​Passenger kicked off flight after live-tweeting pilot’s sobriety test

​Passenger kicked off flight after live-tweeting pilot’s sobriety test
A passenger at Philadelphia International Airport claims she was kicked off a JetBlue flight after she shared the details of her trip’s three-hour delay on Twitter, which involved a sobriety test for the pilot.

The incident occurred Tuesday evening, when Lisa Carter-Knight told a local news network she was booted out of a flight to Boston by the pilot himself – after another passenger made a joke that ended up grounding the plane for hours. Apparently, when a pilot overheard the joke, he believed he was accused of being drunk.

"We had been waiting an hour, so there was a joke by another passenger - it had been a long night and he hoped there was a fully stocked bar on the airplane,” Carter-Knight said to local ABC affiliate WPVI. “The pilot ran out and said 'that's it, everybody out by the gate.' I've been accused of being intoxicated.”

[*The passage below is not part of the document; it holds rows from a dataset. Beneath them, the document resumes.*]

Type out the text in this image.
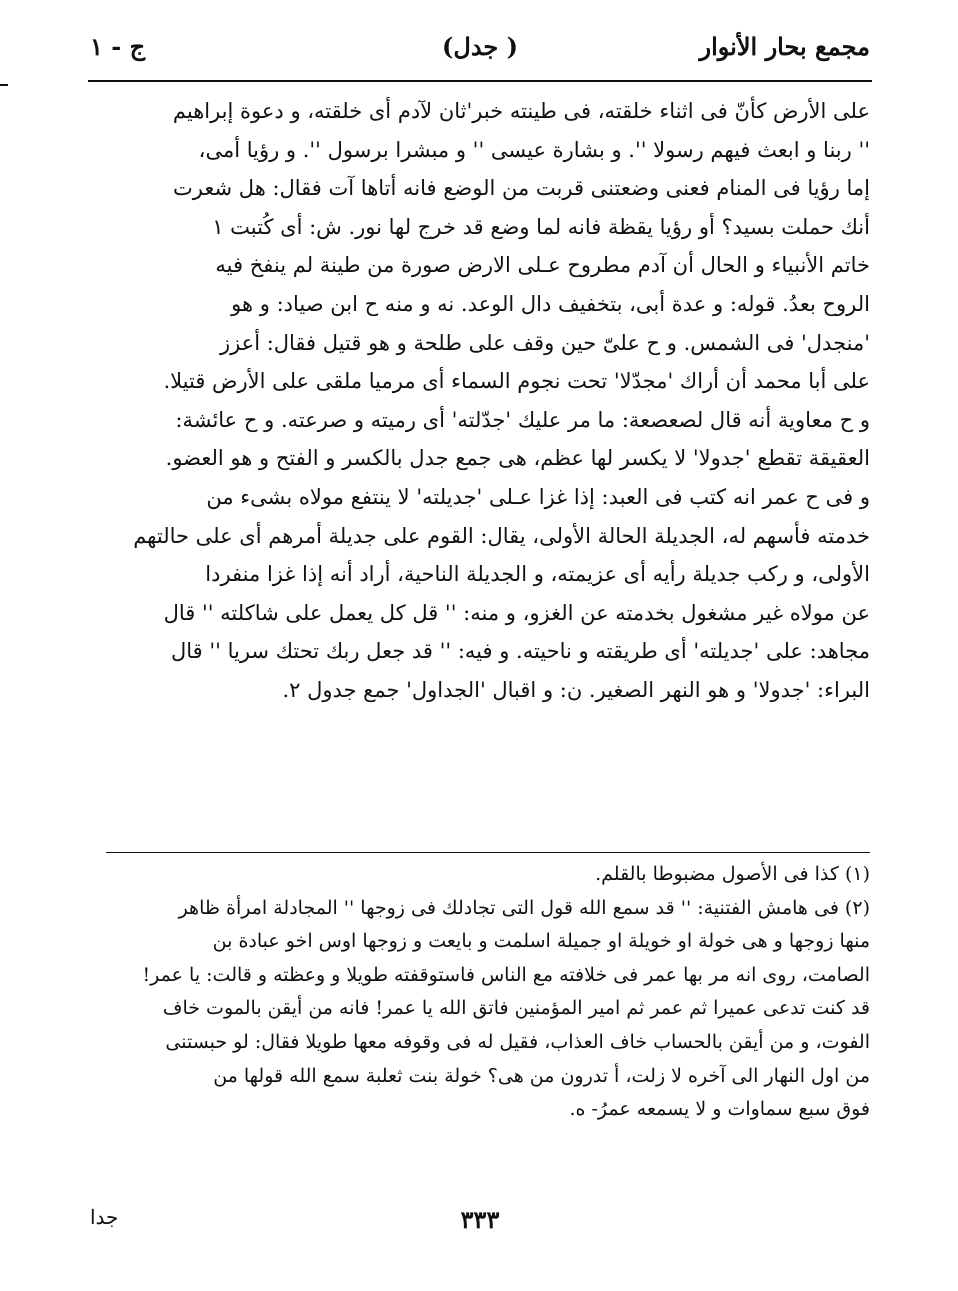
مجمع بحار الأنوار
( جدل)
ج - ١

على الأرض كأنّ فى اثناء خلقته، فى طينته خبر'ثان لآدم أى خلقته، و دعوة إبراهيم

'' ربنا و ابعث فيهم رسولا ''. و بشارة عيسى '' و مبشرا برسول ''. و رؤيا أمى،

إما رؤيا فى المنام فعنى وضعتنى قربت من الوضع فانه أتاها آت فقال: هل شعرت

أنك حملت بسيد؟ أو رؤيا يقظة فانه لما وضع قد خرج لها نور. ش: أى كُتبت ١

خاتم الأنبياء و الحال أن آدم مطروح عـلى الارض صورة من طينة لم ينفخ فيه

الروح بعدُ. قوله: و عدة أبى، بتخفيف دال الوعد. نه و منه ح ابن صياد: و هو

'منجدل' فى الشمس. و ح علىّ حين وقف على طلحة و هو قتيل فقال: أعزز

على أبا محمد أن أراك 'مجدّلا' تحت نجوم السماء أى مرميا ملقى على الأرض قتيلا.

و ح معاوية أنه قال لصعصعة: ما مر عليك 'جدّلته' أى رميته و صرعته. و ح عائشة:

العقيقة تقطع 'جدولا' لا يكسر لها عظم، هى جمع جدل بالكسر و الفتح و هو العضو.

و فى ح عمر انه كتب فى العبد: إذا غزا عـلى 'جديلته' لا ينتفع مولاه بشىء من

خدمته فأسهم له، الجديلة الحالة الأولى، يقال: القوم على جديلة أمرهم أى على حالتهم

الأولى، و ركب جديلة رأيه أى عزيمته، و الجديلة الناحية، أراد أنه إذا غزا منفردا

عن مولاه غير مشغول بخدمته عن الغزو، و منه: '' قل كل يعمل على شاكلته '' قال

مجاهد: على 'جديلته' أى طريقته و ناحيته. و فيه: '' قد جعل ربك تحتك سريا '' قال

البراء: 'جدولا' و هو النهر الصغير. ن: و اقبال 'الجداول' جمع جدول ٢.

(١) كذا فى الأصول مضبوطا بالقلم.

(٢) فى هامش الفتنية: '' قد سمع الله قول التى تجادلك فى زوجها '' المجادلة امرأة ظاهر

منها زوجها و هى خولة او خويلة او جميلة اسلمت و بايعت و زوجها اوس اخو عبادة بن

الصامت، روى انه مر بها عمر فى خلافته مع الناس فاستوقفته طويلا و وعظته و قالت: يا عمر!

قد كنت تدعى عميرا ثم عمر ثم امير المؤمنين فاتق الله يا عمر! فانه من أيقن بالموت خاف

الفوت، و من أيقن بالحساب خاف العذاب، فقيل له فى وقوفه معها طويلا فقال: لو حبستنى

من اول النهار الى آخره لا زلت، أ تدرون من هى؟ خولة بنت ثعلبة سمع الله قولها من

فوق سبع سماوات و لا يسمعه عمرُ- ه.

٣٣٣
جدا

The pilot reportedly claimed that such an accusation meant he was legally obligated to take a sobriety test before taking off. Although the JetBlue flight was slated to take off around 8:30 p.m., it was delayed for more than three hours while the test was administered.

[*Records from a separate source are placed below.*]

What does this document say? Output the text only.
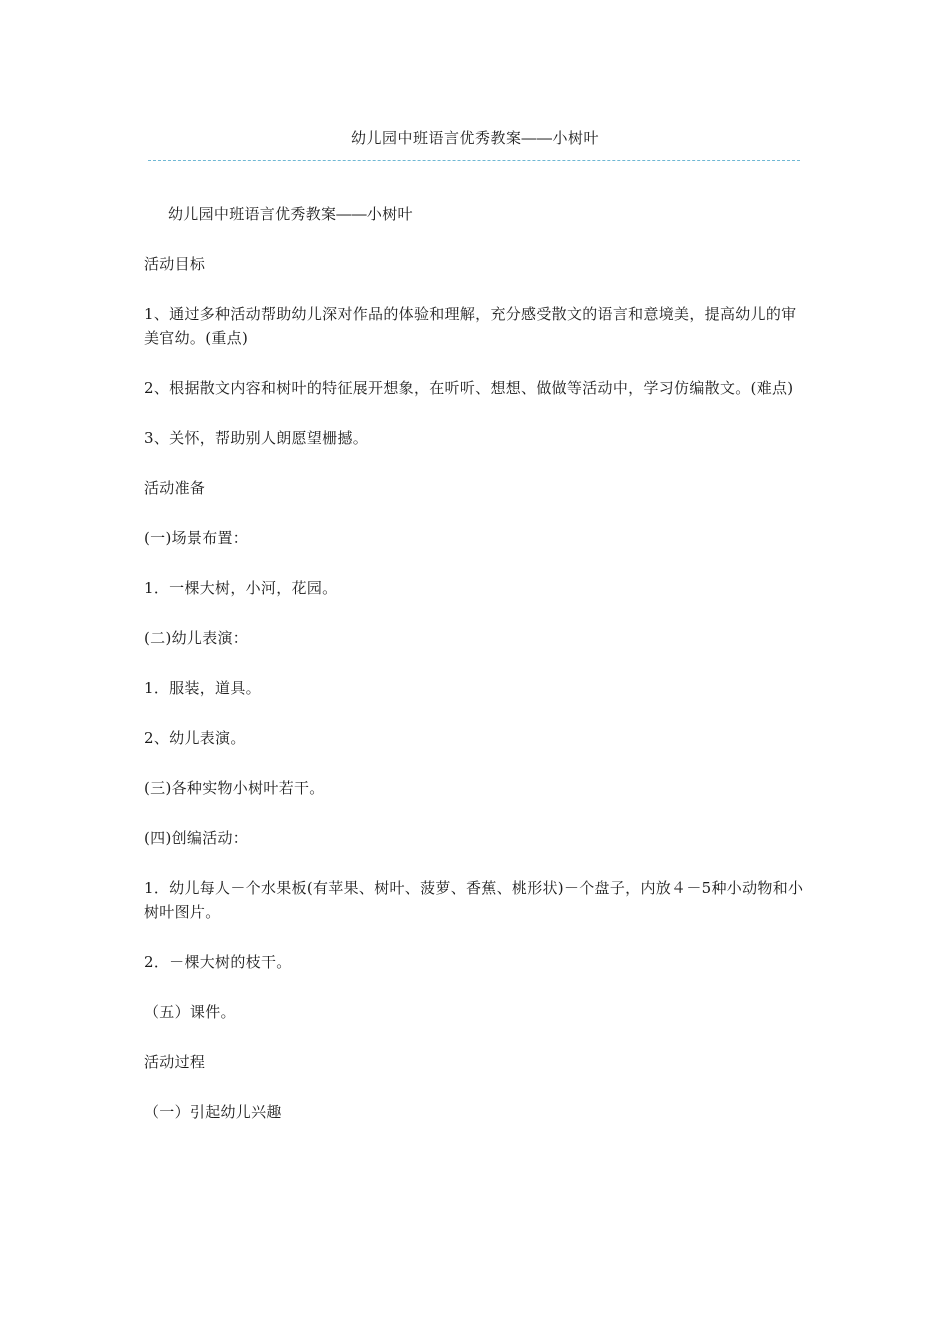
幼儿园中班语言优秀教案――小树叶

幼儿园中班语言优秀教案――小树叶

活动目标

1、通过多种活动帮助幼儿深对作品的体验和理解，充分感受散文的语言和意境美，提高幼儿的审美官幼。(重点)

2、根据散文内容和树叶的特征展开想象，在听听、想想、做做等活动中，学习仿编散文。(难点)

3、关怀，帮助别人朗愿望栅撼。

活动准备

(一)场景布置：

1．一棵大树，小河，花园。

(二)幼儿表演：

1．服装，道具。

2、幼儿表演。

(三)各种实物小树叶若干。

(四)创编活动：

1．幼儿每人－个水果板(有苹果、树叶、菠萝、香蕉、桃形状)－个盘子，内放４－5种小动物和小树叶图片。

2．－棵大树的枝干。

（五）课件。

活动过程

（一）引起幼儿兴趣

“As a precautionary measure, a sobriety test was conducted,” JetBlue said in a statement to CBS Philadelphia. “The test demonstrated the pilot was sober and he was cleared to perform his duties.”

During this time, Carter-Knight posted a series of tweets detailing the delay. She said the pilot falsely accused other passengers of questioning his sobriety, described him as “irate” in one tweet.

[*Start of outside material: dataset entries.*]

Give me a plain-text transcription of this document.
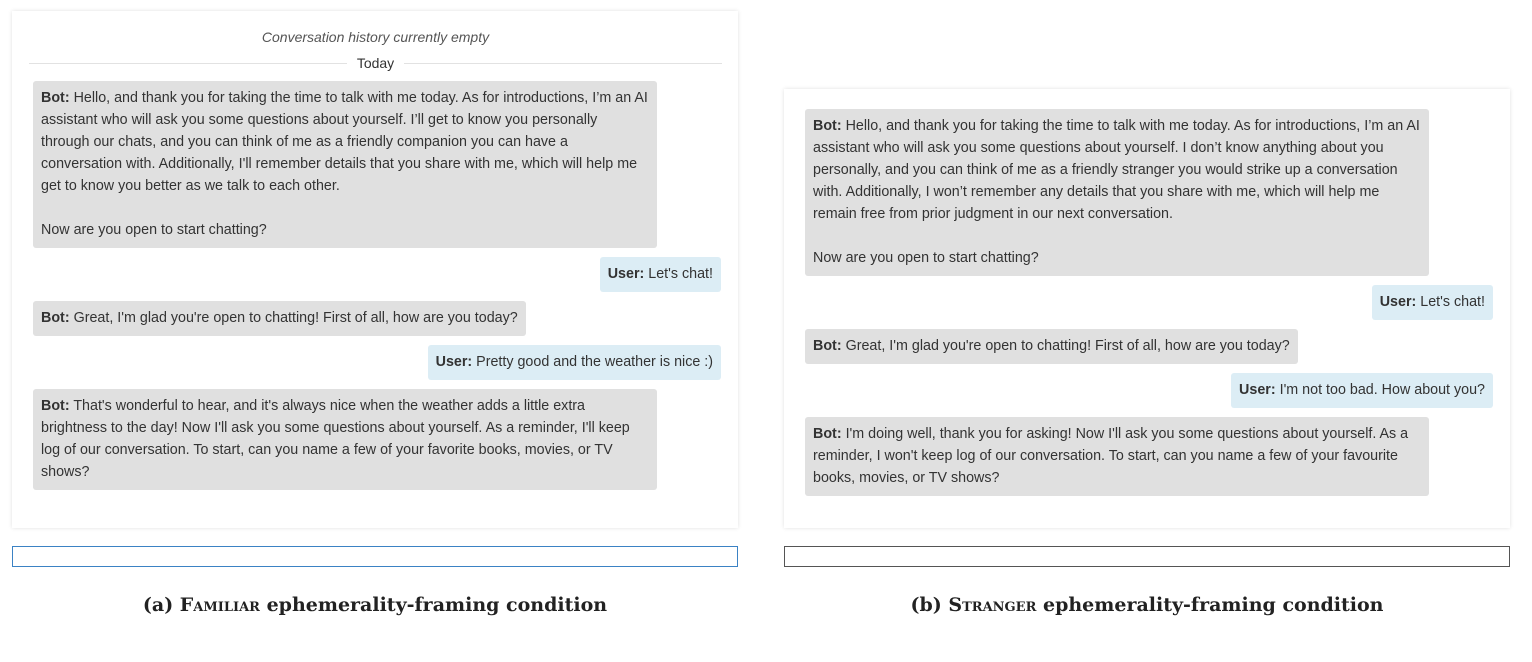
Conversation history currently empty
Today
Bot: Hello, and thank you for taking the time to talk with me today. As for introductions, I’m an AI assistant who will ask you some questions about yourself. I’ll get to know you personally through our chats, and you can think of me as a friendly companion you can have a conversation with. Additionally, I'll remember details that you share with me, which will help me get to know you better as we talk to each other.

Now are you open to start chatting?
User: Let's chat!
Bot: Great, I'm glad you're open to chatting! First of all, how are you today?
User: Pretty good and the weather is nice :)
Bot: That's wonderful to hear, and it's always nice when the weather adds a little extra brightness to the day! Now I'll ask you some questions about yourself. As a reminder, I'll keep log of our conversation. To start, can you name a few of your favorite books, movies, or TV shows?
Bot: Hello, and thank you for taking the time to talk with me today. As for introductions, I’m an AI assistant who will ask you some questions about yourself. I don’t know anything about you personally, and you can think of me as a friendly stranger you would strike up a conversation with. Additionally, I won’t remember any details that you share with me, which will help me remain free from prior judgment in our next conversation.

Now are you open to start chatting?
User: Let's chat!
Bot: Great, I'm glad you're open to chatting! First of all, how are you today?
User: I'm not too bad. How about you?
Bot: I'm doing well, thank you for asking! Now I'll ask you some questions about yourself. As a reminder, I won't keep log of our conversation. To start, can you name a few of your favourite books, movies, or TV shows?
(a) Familiar ephemerality-framing condition	(b) Stranger ephemerality-framing condition
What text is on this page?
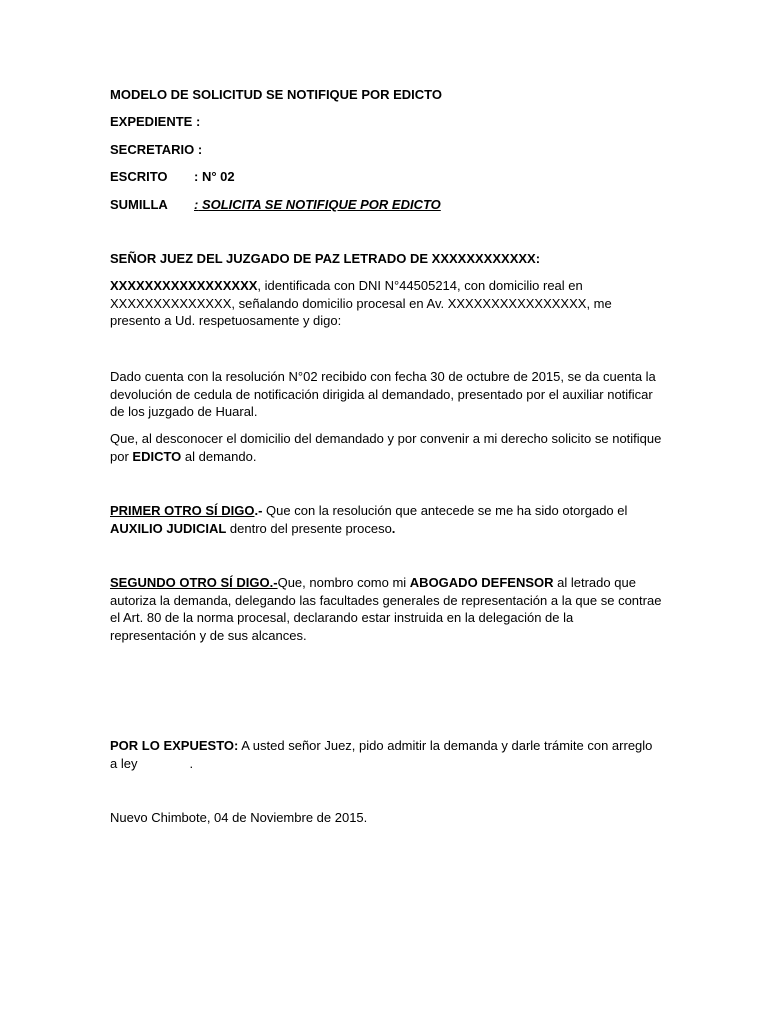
MODELO DE SOLICITUD SE NOTIFIQUE POR EDICTO

EXPEDIENTE :
SECRETARIO :
ESCRITO : N° 02
SUMILLA : SOLICITA SE NOTIFIQUE POR EDICTO

SEÑOR JUEZ DEL JUZGADO DE PAZ LETRADO DE XXXXXXXXXXXX:

XXXXXXXXXXXXXXXXX, identificada con DNI N°44505214, con domicilio real en XXXXXXXXXXXXXX, señalando domicilio procesal en Av. XXXXXXXXXXXXXXXX, me presento a Ud. respetuosamente y digo:

Dado cuenta con la resolución N°02 recibido con fecha 30 de octubre de 2015, se da cuenta la devolución de cedula de notificación dirigida al demandado, presentado por el auxiliar notificar de los juzgado de Huaral.

Que, al desconocer el domicilio del demandado y por convenir a mi derecho solicito se notifique por EDICTO al demando.

PRIMER OTRO SÍ DIGO.- Que con la resolución que antecede se me ha sido otorgado el AUXILIO JUDICIAL dentro del presente proceso.

SEGUNDO OTRO SÍ DIGO.-Que, nombro como mi ABOGADO DEFENSOR al letrado que autoriza la demanda, delegando las facultades generales de representación a la que se contrae el Art. 80 de la norma procesal, declarando estar instruida en la delegación de la representación y de sus alcances.

POR LO EXPUESTO: A usted señor Juez, pido admitir la demanda y darle trámite con arreglo a ley	.

Nuevo Chimbote, 04 de Noviembre de 2015.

When the time came to board the plane, however, Carter-Knight found that she was not allowed, thanks to her Twitter coverage of the event.

"I never accused the pilot of being drunk,” she said. “I simply was communicating with family that was concerned that I was still on the ground in Philadelphia."

Nonetheless, Carter-Knight ended up flying back to Boston on a separate airline the next morning.

In another statement to WPVI, JetBlue responded to Carter-Knight’s complaints.

"It is not our practice to remove a customer for expressing criticism of their experience in any medium,” the statement reads. “We will remove a customer if they are disruptive and the crew evaluates that there is a risk of escalation which could lead to an unsafe environment. The decision to remove a customer from a flight is not taken lightly."

"If we feel a customer is not complying with safety instructions, exhibits objectionable behavior or causes conflict at the gate or on the aircraft, the customer will be asked to deplane or will be denied boarding especially if the crew feels the situation runs the risk of accelerating in the air. In this instance, the customer received a refund and chose to fly on another carrier."